As it progresses, the film looks like a perverse parody of criticisms levelled at Marvel.


There is a sense of intangibility as virtual cameras hurtle around vaguely defined, overly lit computer-generated environments.


The third act is a disaster to look at - characters are poorly rendered, with flattened faces and angular, hard lines around their edges.


Watching this movie felt like the end: not just of this run of comic book movies; or of Miller’s career; my hope is that 2023 and The Flash are the end of a way of making Hollywood movies.


Movies which are solely about stroking a specific viewer’s ego, movies which are only interested in regurgitating familiar characters, and movies made by people who take their workers (like the VFX artists who worked on The Flash) for granted.


Hopefully this is rock bottom. Hopefully.

Thursday, 15 June 2023

The Towering Inferno (John Guillermin, 1974)

Builder James Duncan (William Holden) is dedicating his latest creation, the 138 storey Glass Tower, the world’s tallest building.


On the night of the dedication, a fire starts on the 81st floor and starts to spread.


As the fire grows and starts rising toward the party on the top floor, it falls to Fire Chief Michael O'Halloran (Steve McQueen) and the building’s architect Doug Roberts (Paul Newman) to stop it.


Right from the beginning, The Towering Inferno presents itself as the biggest and most prestigious example of its genre: 


The unique double billing of Newman and McQueen, the multiple studios (the result of a rare case of synthesising separate skyscraper projects), the widescreen aerial photography of a helicopter crossing San Francisco’s iconic skyline  while John Williams’ triumphant main theme booms under it.


Producer Irwin Allen’s followup to The Poseidon Adventure, The Towering Inferno feels like a spiritual sequel - bigger in scale, more expensive and filled with stars.


This is big four quadrant entertainment, with an ensemble of stars. 

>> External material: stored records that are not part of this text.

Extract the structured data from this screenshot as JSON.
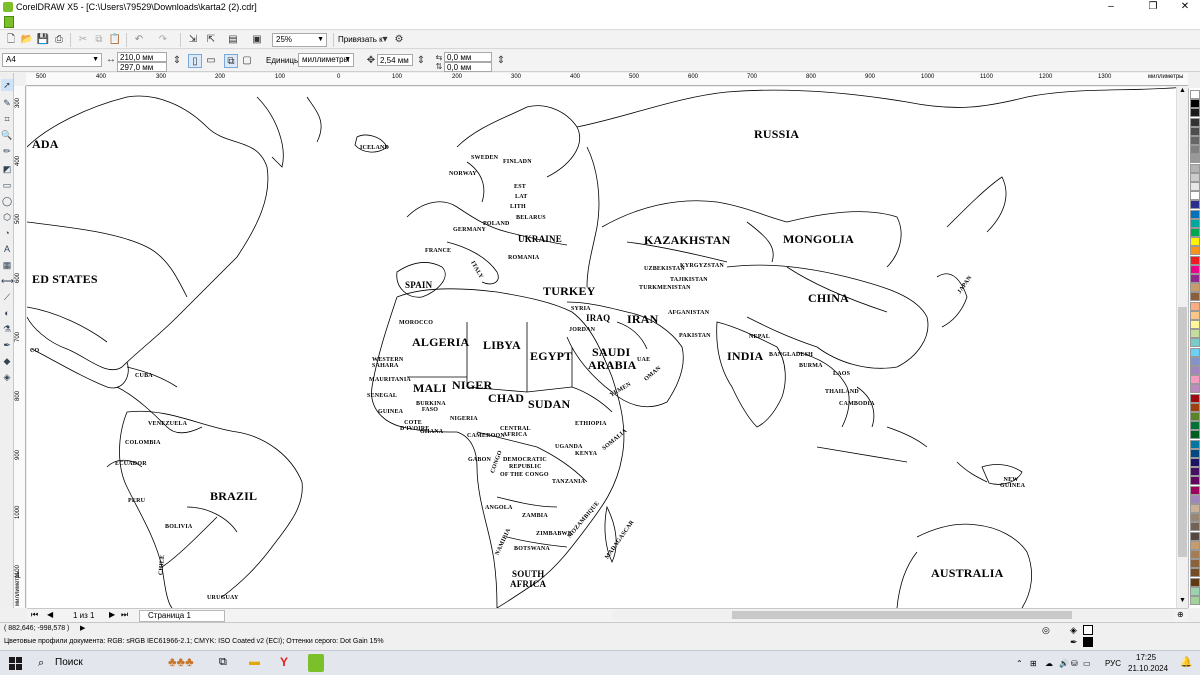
{
  "app": {
    "title": "CorelDRAW X5 - [C:\\Users\\79529\\Downloads\\karta2 (2).cdr]",
    "minimize": "–",
    "maximize": "❐",
    "close": "✕"
  },
  "toolbar": {
    "zoom": "25%",
    "snap_label": "Привязать к",
    "page_size": "A4",
    "width": "210,0 мм",
    "height": "297,0 мм",
    "units_label": "Единицы:",
    "units": "миллиметры",
    "nudge": "2,54 мм",
    "dup_x": "0,0 мм",
    "dup_y": "0,0 мм"
  },
  "ruler": {
    "h_ticks": [
      "500",
      "400",
      "300",
      "200",
      "100",
      "0",
      "100",
      "200",
      "300",
      "400",
      "500",
      "600",
      "700",
      "800",
      "900",
      "1000",
      "1100",
      "1200",
      "1300"
    ],
    "h_unit": "миллиметры",
    "v_ticks": [
      "300",
      "400",
      "500",
      "600",
      "700",
      "800",
      "900",
      "1000",
      "1100"
    ],
    "v_unit": "миллиметры"
  },
  "map_labels": {
    "russia": "RUSSIA",
    "canada": "ADA",
    "united_states": "ED STATES",
    "kazakhstan": "KAZAKHSTAN",
    "mongolia": "MONGOLIA",
    "china": "CHINA",
    "india": "INDIA",
    "iran": "IRAN",
    "iraq": "IRAQ",
    "turkey": "TURKEY",
    "ukraine": "UKRAINE",
    "poland": "POLAND",
    "germany": "GERMANY",
    "france": "FRANCE",
    "spain": "SPAIN",
    "italy": "ITALY",
    "romania": "ROMANIA",
    "belarus": "BELARUS",
    "finland": "FINLADN",
    "sweden": "SWEDEN",
    "norway": "NORWAY",
    "iceland": "ICELAND",
    "estonia": "EST",
    "latvia": "LAT",
    "lithuania": "LITH",
    "algeria": "ALGERIA",
    "libya": "LIBYA",
    "egypt": "EGYPT",
    "saudi": "SAUDI",
    "arabia": "ARABIA",
    "morocco": "MOROCCO",
    "western_sahara": "WESTERN SAHARA",
    "mauritania": "MAURITANIA",
    "mali": "MALI",
    "niger": "NIGER",
    "chad": "CHAD",
    "sudan": "SUDAN",
    "ethiopia": "ETHIOPIA",
    "somalia": "SOMALIA",
    "nigeria": "NIGERIA",
    "central_africa": "CENTRAL AFRICA",
    "drc1": "DEMOCRATIC",
    "drc2": "REPUBLIC",
    "drc3": "OF THE CONGO",
    "kenya": "KENYA",
    "tanzania": "TANZANIA",
    "angola": "ANGOLA",
    "zambia": "ZAMBIA",
    "namibia": "NAMIBIA",
    "botswana": "BOTSWANA",
    "south": "SOUTH",
    "africa": "AFRICA",
    "madagascar": "MADAGASCAR",
    "mozambique": "MOZAMBIQUE",
    "yemen": "YEMEN",
    "oman": "OMAN",
    "uae": "UAE",
    "syria": "SYRIA",
    "jordan": "JORDAN",
    "afganistan": "AFGANISTAN",
    "pakistan": "PAKISTAN",
    "uzbekistan": "UZBEKISTAN",
    "turkmenistan": "TURKMENISTAN",
    "kyrgyzstan": "KYRGYZSTAN",
    "tajikistan": "TAJIKISTAN",
    "nepal": "NEPAL",
    "bangladesh": "BANGLADESH",
    "burma": "BURMA",
    "laos": "LAOS",
    "thailand": "THAILAND",
    "cambodia": "CAMBODIA",
    "japan": "JAPAN",
    "australia": "AUSTRALIA",
    "new_guinea": "NEW GUINEA",
    "brazil": "BRAZIL",
    "bolivia": "BOLIVIA",
    "peru": "PERU",
    "chile": "CHILE",
    "ecuador": "ECUADOR",
    "colombia": "COLOMBIA",
    "venezuela": "VENEZUELA",
    "cuba": "CUBA",
    "mexico": "CO",
    "uruguay": "URUGUAY",
    "guinea": "GUINEA",
    "senegal": "SENEGAL",
    "cote": "COTE D'IVOIRE",
    "ghana": "GHANA",
    "burkina": "BURKINA FASO",
    "cameroon": "CAMEROON",
    "gabon": "GABON",
    "uganda": "UGANDA",
    "zimbabwe": "ZIMBABWE",
    "congo": "CONGO"
  },
  "pagebar": {
    "counter": "1 из 1",
    "page_tab": "Страница 1"
  },
  "status": {
    "coords": "( 882,646; -998,578 )",
    "color_profile": "Цветовые профили документа: RGB: sRGB IEC61966-2.1; CMYK: ISO Coated v2 (ECI); Оттенки серого: Dot Gain 15%"
  },
  "taskbar": {
    "search": "Поиск",
    "lang": "РУС",
    "time": "17:25",
    "date": "21.10.2024"
  },
  "palette_colors": [
    "#ffffff",
    "#000000",
    "#1a1a1a",
    "#333333",
    "#4d4d4d",
    "#666666",
    "#808080",
    "#999999",
    "#b3b3b3",
    "#cccccc",
    "#e6e6e6",
    "#ffffff",
    "#2b2f8f",
    "#0072bc",
    "#00a99d",
    "#00a651",
    "#fff200",
    "#f7941d",
    "#ed1c24",
    "#ec008c",
    "#92278f",
    "#c69c6d",
    "#8b5e3c",
    "#f9ad81",
    "#fdc689",
    "#fff799",
    "#c4df9b",
    "#7accc8",
    "#6dcff6",
    "#8493ca",
    "#a186be",
    "#f49ac1",
    "#bd8cbf",
    "#9e0b0f",
    "#a0410d",
    "#598527",
    "#007236",
    "#005e20",
    "#0076a3",
    "#004a80",
    "#1b1464",
    "#440e62",
    "#630460",
    "#9e005d",
    "#a186be",
    "#c7b299",
    "#998675",
    "#736357",
    "#534741",
    "#c69c6d",
    "#a67c52",
    "#8c6239",
    "#754c24",
    "#603913",
    "#9bd3ae",
    "#a3d39c"
  ]
}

The story covers the situation from multiple angles.


The first time I watched The Towering Inferno, I enjoyed it but compared with The Poseidon Adventure, it seemed a little ponderous.


On this viewing, it flew by.The fire starts 12 minutes in and the action builds from there.


No one is particularly memorable, but no one is awful.


The seventies was a time of change: the oil crisis, the end of the postwar boom.


It makes sense that disaster movies - in which familiar vehicles, environments and movie stars are destroyed - became so popular.


They feel like reflections of societal unease.


They also put the lie to the idea that Jaws and Star Wars inaugurated the blockbuster.


The Towering Inferno and the other disaster movies of the time are also platforms for spectacle.


While it is long, the movie never drags. Directed by John Guillermin (who I have covered before), the film manages to maintain and escalate the tension as the film progresses.


The fire effects add to a genuine sense of danger - mostly because it is real stuntmen interacting with real fire - as do the miniature effects for the elevator and escape line subplots.


And while the movie is based around trying to deal with the fire, the film includes some solid antagonists - Richard Chamberlain’s contemptible electric engineer Roger Simmons, and his father in law, Duncan (William Holden). Duncan is positioned as somewhat sympathetic - he takes some responsibility for the disaster - but Simmons is completely irredeemable. 


Another movie might have found a way for either of the film’s heroes, O'Halloran (McQueen) or building architect Roberts (Newman) to deal with him - here, Simmons is undone by his own selfishness. The film even teases the audience with an early death, but he survives for a suitably dramatic fall (pun intended).


The film ends on a somewhat pat note - a promise for ethical building practices, and a humbling of boundless ambition. In its scope and scale, the film cannot help but refute that idea - but it makes for a more entertaining viewing experience!